Hearken.com: Public engagement and journalism
Hearken.com really, REALLY embraces viewer feedback when it comes to producing the news. What a concept! Or is it?
Back in the day when I was reporting, anchoring and producing the news on a daily basis, the heat was always on! The nightly news aired at 6pm and there was never enough time, it seemed, to get everything done. But one thing was for sure, we tried to report on things that happened every day: Hopefully giving our viewers a close look at the community in which they lived.
That was an assumption on the part of the news department because who had time to pull the local community into the news loop and ask for their feedback? So imagine my surprise when I discovered a new [still in Beta] news platform that practically puts the audience in the driver’s seat for generating news content?
Content is king
This is certainly a novel approach to producing the news. According to Hearken.com, the typical approach to generating story ideas is something akin to this:
In the so called standard approach to generating content the feedback stage comes long after the publish/airdate stage. But Hearken maneuvers that stage to coincide with going live. Hearken invites the public into the new process: The audience fills the pitch-pipeline with story ideas in the form of questions, votes on their favorites and provides feedback when choosing what stories to assign.
Conversely, when members of the audience express interest in a question, they’ll receive updates when that story is being reported on and is completed.
At the expense of playing Devil’s Advocate, I have to wonder what newsroom has the time to allocate to this process when there’s a deadline looming? I suppose in terms of generic/evergreen content this is tool that can broaden the scope of coverage of a specific topic.
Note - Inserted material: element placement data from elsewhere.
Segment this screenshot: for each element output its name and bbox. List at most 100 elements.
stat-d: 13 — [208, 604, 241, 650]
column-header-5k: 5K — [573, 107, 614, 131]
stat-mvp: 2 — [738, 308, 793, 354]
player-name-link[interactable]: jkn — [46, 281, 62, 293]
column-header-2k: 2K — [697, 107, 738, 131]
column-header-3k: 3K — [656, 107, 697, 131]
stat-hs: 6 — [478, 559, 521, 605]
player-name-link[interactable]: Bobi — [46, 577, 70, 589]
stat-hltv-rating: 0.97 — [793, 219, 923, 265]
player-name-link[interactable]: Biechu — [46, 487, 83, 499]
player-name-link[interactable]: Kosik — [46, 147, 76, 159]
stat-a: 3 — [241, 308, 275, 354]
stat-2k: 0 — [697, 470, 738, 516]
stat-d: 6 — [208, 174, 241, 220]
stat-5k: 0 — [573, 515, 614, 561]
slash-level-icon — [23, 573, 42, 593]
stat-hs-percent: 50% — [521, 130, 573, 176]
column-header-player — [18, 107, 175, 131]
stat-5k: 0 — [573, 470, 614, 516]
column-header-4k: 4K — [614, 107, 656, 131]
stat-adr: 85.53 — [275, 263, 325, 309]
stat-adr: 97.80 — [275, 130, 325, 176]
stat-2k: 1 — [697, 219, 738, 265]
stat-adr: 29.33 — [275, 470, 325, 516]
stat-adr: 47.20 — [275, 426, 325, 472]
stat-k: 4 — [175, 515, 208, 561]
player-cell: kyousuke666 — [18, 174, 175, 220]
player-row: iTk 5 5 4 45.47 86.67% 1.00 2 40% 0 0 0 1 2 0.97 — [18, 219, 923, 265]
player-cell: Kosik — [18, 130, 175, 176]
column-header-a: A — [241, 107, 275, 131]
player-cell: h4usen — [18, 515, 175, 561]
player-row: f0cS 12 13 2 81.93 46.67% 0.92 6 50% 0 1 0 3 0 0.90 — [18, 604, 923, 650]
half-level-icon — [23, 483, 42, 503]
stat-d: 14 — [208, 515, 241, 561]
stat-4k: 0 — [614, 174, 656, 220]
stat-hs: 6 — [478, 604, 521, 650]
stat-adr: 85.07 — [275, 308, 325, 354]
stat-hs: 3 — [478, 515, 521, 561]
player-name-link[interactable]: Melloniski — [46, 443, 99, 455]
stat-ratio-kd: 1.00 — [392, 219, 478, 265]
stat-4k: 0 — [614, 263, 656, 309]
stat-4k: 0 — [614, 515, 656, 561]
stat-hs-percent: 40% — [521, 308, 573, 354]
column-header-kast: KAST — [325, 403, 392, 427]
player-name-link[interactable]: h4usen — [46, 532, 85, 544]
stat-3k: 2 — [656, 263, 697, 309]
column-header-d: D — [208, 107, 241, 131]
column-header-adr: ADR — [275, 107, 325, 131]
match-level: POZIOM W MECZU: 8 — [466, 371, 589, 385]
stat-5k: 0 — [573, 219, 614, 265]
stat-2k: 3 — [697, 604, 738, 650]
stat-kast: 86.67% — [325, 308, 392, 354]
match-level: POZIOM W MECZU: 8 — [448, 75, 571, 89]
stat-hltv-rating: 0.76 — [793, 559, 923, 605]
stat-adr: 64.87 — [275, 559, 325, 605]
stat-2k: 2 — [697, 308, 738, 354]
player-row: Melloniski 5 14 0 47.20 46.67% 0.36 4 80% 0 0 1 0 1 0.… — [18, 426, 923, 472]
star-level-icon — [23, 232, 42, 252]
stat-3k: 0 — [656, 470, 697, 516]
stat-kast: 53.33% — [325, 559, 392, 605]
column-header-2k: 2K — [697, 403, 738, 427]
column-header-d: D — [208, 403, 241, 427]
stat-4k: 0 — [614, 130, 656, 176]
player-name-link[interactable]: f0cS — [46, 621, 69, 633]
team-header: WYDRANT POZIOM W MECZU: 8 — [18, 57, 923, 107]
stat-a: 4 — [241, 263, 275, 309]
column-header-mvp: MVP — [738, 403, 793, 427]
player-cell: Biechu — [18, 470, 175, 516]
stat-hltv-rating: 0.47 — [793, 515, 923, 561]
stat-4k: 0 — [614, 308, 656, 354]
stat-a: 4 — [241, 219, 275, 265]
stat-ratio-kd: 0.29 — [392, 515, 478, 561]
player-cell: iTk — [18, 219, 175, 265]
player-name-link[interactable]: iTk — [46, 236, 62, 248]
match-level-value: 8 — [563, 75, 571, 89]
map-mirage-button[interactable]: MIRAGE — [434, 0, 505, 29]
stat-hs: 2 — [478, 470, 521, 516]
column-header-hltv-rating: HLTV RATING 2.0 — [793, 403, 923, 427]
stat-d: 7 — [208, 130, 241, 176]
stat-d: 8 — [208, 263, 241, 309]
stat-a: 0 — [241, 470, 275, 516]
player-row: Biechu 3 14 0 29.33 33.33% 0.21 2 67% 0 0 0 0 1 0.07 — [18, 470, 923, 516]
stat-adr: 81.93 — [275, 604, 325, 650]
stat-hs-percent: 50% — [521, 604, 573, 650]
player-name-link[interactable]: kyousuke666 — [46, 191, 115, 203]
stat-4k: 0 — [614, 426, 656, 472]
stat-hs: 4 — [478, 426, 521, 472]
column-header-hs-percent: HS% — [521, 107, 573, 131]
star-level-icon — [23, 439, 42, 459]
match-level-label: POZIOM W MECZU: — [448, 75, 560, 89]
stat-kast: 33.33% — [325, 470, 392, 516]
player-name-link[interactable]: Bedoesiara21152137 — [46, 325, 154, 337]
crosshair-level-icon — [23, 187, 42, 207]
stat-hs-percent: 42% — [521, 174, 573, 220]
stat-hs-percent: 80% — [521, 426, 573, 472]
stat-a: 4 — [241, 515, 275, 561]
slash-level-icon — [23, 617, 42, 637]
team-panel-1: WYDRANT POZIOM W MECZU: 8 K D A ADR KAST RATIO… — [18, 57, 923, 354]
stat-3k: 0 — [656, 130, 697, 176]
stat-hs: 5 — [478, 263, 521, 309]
But I’m not entirely convinced that Hearken is effective as anything more than a novelty.
Vote for what’s right
Hearken uses what they refer to as an embedded voting module, which gives the audience the ability to vote on their favorite story ideas, which theoretically gives the newsroom and reporters valuable insights into validated audience desires, as well as the chance to challenge assumptions about what’s a worthwhile story.
Plus and minus
I suppose one thing that Heaken provides is a source of tangible soundbites via the public interaction. This is always a good thing, but if the source is not a subject matter expert and just a generic face and opinion I again have to wonder who much mileage such a tool actually provides. By its own accord, Hearken hopes to create deeper relationships with its audience and by doing so more interest in the content they’ve helped the news team create.
In an age where social media creates feedback that is instantaneous, is there room for a news platform such as Hearken?